Remain a vigilant warrior for equity. As many of you have experienced, information is often out-of-date by the time many of us are receiving it (much less have time to process it and make a plan around it). As decisions are made with haste and urgency, it is our responsibility as educators to ensure that steps are being taken to protect the interests of all of our students. Take this moment to evaluate what each of your students and their families need from you most right now. While we do our best to get information to families during this time, there might be times where we need to make an extra effort to keep some families closer in the loop, removing any barriers that may hinder a family’s ability to have the supports they need during this time.

Keep healthy, keep inspiring, and keep supporting each other. While I attempt to provide the resources my community needs to the best of my ability, I’m grateful for my fellow NTOY19 family for helping me gain a national perspective of this pandemic, as well as to my LASTOY family for being a continuous sounding board of creativity and equitable best practice. There will be a lot more questions than answers in our futures, and while this time won’t define us, it will definitely be redefining the path we take going forward.
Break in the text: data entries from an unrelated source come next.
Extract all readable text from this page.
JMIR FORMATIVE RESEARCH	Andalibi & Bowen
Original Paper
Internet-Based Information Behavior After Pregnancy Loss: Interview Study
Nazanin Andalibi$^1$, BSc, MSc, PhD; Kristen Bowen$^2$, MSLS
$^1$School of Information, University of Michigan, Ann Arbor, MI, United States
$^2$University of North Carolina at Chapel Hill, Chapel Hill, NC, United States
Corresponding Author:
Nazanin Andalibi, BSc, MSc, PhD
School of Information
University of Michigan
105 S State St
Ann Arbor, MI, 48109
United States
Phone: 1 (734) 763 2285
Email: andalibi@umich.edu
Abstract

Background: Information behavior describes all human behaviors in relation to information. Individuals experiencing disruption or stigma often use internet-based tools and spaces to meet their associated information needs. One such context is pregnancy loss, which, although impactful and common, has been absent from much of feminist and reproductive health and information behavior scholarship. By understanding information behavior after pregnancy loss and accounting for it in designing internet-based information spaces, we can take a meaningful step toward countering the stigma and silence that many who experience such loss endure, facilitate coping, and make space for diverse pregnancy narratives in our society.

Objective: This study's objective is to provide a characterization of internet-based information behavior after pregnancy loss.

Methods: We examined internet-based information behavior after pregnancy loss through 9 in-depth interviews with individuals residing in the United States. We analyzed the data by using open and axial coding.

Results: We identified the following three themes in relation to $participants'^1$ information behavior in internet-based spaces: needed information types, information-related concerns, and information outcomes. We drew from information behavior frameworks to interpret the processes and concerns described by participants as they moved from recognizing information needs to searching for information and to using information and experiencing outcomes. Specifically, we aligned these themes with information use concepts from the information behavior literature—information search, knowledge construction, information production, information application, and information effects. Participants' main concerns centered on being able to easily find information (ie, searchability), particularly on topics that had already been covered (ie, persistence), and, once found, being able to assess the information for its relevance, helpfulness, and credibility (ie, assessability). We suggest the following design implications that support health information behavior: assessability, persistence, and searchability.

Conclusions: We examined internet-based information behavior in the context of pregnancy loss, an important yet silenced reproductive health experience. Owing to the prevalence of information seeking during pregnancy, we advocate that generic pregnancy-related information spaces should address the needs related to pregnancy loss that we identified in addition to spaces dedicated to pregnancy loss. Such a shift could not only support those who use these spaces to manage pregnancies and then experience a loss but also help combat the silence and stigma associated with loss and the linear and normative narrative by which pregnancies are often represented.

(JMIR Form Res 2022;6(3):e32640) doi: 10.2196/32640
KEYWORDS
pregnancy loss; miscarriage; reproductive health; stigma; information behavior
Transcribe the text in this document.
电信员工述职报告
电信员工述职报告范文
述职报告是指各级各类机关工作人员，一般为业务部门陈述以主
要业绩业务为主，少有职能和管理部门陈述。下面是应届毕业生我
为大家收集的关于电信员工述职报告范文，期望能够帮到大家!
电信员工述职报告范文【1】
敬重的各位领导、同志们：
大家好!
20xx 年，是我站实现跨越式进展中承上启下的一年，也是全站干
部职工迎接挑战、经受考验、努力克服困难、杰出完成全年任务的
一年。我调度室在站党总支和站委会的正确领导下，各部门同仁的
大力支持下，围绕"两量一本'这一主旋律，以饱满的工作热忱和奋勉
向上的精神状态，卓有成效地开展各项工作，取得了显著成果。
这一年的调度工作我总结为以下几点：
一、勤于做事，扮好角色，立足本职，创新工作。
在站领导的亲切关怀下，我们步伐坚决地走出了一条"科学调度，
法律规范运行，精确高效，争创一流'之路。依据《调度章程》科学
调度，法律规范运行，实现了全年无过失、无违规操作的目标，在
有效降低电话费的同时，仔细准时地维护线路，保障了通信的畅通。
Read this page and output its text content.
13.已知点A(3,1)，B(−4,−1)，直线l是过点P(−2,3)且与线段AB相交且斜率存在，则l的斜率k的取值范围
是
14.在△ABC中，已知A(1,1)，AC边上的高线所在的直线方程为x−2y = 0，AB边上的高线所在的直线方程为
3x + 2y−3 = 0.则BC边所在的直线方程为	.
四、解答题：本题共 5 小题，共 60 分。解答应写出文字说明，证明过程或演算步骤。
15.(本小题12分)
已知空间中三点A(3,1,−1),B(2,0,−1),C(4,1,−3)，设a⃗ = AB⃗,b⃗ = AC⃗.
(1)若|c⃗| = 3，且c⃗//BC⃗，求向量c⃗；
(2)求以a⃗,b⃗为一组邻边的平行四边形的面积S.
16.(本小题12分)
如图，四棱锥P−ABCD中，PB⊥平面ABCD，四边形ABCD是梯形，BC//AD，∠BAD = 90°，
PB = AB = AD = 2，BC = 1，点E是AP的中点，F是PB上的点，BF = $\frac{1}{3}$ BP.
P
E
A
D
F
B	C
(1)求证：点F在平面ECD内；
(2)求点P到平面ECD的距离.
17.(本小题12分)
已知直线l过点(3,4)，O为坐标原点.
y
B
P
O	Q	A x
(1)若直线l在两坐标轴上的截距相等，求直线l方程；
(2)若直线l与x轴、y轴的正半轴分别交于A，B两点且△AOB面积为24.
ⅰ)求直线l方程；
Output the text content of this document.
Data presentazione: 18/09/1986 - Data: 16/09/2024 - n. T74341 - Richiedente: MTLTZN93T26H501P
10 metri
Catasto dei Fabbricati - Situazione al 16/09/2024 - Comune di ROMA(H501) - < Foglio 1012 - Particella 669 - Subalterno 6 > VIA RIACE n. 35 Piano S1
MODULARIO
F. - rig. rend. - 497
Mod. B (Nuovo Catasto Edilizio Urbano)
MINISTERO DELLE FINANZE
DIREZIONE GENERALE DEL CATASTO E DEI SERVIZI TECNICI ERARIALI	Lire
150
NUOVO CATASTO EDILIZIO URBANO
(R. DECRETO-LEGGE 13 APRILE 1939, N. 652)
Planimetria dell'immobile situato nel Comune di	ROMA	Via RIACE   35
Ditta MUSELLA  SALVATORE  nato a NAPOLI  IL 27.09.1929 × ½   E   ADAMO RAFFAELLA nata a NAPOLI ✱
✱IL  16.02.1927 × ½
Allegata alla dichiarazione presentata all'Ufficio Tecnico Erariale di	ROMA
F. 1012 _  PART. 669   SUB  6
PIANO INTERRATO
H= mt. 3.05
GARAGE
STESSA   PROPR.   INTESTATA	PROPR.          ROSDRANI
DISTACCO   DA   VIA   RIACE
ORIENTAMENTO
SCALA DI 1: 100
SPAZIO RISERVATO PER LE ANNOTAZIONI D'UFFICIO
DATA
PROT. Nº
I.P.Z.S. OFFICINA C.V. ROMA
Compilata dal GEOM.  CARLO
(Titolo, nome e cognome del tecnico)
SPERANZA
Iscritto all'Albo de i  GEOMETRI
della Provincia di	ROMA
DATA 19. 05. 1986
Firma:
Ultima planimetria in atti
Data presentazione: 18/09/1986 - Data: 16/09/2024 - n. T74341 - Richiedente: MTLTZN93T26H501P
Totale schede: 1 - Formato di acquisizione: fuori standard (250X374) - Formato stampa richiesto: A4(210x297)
Spencer Kiper is a STEM education and educational technology advocate from Northwest Louisiana. He is passionate about sharing innovative practices and has presented regionally, nationally, and internationally on topics that build innovative educational technology and STEM education capacities in other educators. With advanced degrees in educational technology, cyber education, and educational leadership, Spencer works to impact the teacher pipeline in his region by serving as an adjunct professor and school partner to the teacher preparation and alternative certification programs at Louisiana State University in Shreveport. He is the 2019 Louisiana State Teacher of the Year as well as a 2017 Henry Ford Innovator, and currently serves on committees for equity, policy, and teacher preparation with the Louisiana Association of Educators and National Education Association.